Determining levels of Anti-biotic Resistant Ecoli in samples from outflows and rivers
This Spring, HoT Water partnered with Fluidion to beta-test Fluidion's new ALERT Lab equipment to find antibiotic-resistant E. coli in the Wargrave sewage treatment works (STW) catchment and the River Thames around Henley's proposed Mill Meadows bathing site. Across nine sample batches (April–May 2026, all dry or near-dry spring conditions), the team measured E. coli survival against five clinically important antibiotics at STW effluent and river points.
Key findings include Wargrave STW being the dominant upstream source of antibiotic-resistant E. coli entering this reach via the Loddon (confirmed by a sharp jump from 20 CFU/100ml at Shiplake Lock to 1,028 just past the confluence); Co-trimoxazole resistance is the most consistent finding at every site, peaking at Henley STW (1,010 CFU/100ml in the resistant fraction alone.

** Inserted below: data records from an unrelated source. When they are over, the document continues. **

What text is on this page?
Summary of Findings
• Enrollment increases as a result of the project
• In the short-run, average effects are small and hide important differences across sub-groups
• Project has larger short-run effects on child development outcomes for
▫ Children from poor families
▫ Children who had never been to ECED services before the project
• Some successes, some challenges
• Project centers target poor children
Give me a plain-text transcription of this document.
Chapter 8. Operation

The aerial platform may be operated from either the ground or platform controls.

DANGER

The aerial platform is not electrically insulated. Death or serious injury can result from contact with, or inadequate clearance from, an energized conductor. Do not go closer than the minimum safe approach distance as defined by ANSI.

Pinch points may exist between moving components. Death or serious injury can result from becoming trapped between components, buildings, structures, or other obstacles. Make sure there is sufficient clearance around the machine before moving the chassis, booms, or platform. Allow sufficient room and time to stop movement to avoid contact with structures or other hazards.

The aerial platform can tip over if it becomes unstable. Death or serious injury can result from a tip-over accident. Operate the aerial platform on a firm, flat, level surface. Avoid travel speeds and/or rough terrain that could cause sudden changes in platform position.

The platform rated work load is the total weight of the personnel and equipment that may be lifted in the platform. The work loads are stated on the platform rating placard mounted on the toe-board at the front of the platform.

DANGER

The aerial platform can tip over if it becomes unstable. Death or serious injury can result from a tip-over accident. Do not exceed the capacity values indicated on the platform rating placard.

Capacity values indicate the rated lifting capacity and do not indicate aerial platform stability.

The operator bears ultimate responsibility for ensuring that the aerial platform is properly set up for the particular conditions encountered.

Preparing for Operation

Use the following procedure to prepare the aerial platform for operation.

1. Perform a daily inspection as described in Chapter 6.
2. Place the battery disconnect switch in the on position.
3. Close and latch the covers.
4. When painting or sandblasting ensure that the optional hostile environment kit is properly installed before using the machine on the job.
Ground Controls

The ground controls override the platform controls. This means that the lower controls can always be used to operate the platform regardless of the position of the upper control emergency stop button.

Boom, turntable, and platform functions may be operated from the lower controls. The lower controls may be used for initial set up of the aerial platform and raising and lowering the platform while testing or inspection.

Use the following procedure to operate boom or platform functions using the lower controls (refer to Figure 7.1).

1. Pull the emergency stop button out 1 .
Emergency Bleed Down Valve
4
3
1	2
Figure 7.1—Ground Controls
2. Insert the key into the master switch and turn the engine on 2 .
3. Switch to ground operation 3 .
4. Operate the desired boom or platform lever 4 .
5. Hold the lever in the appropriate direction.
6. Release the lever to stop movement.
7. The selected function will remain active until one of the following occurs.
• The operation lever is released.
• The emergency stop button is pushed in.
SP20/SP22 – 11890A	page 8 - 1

Additional findings include Imipenem (last-resort carbapenem) resistance at four sites, dramatically elevated resistance at Henley STW, and independent corroboration from a separate ESBL study at a separate Oxford STW.
It must be stressed that these are preliminary findings from a small dataset using unvalidated beta equipment. While internally consistent and backed by published UKCEH research, these findings are intended to justify further investigation (especially summer sampling).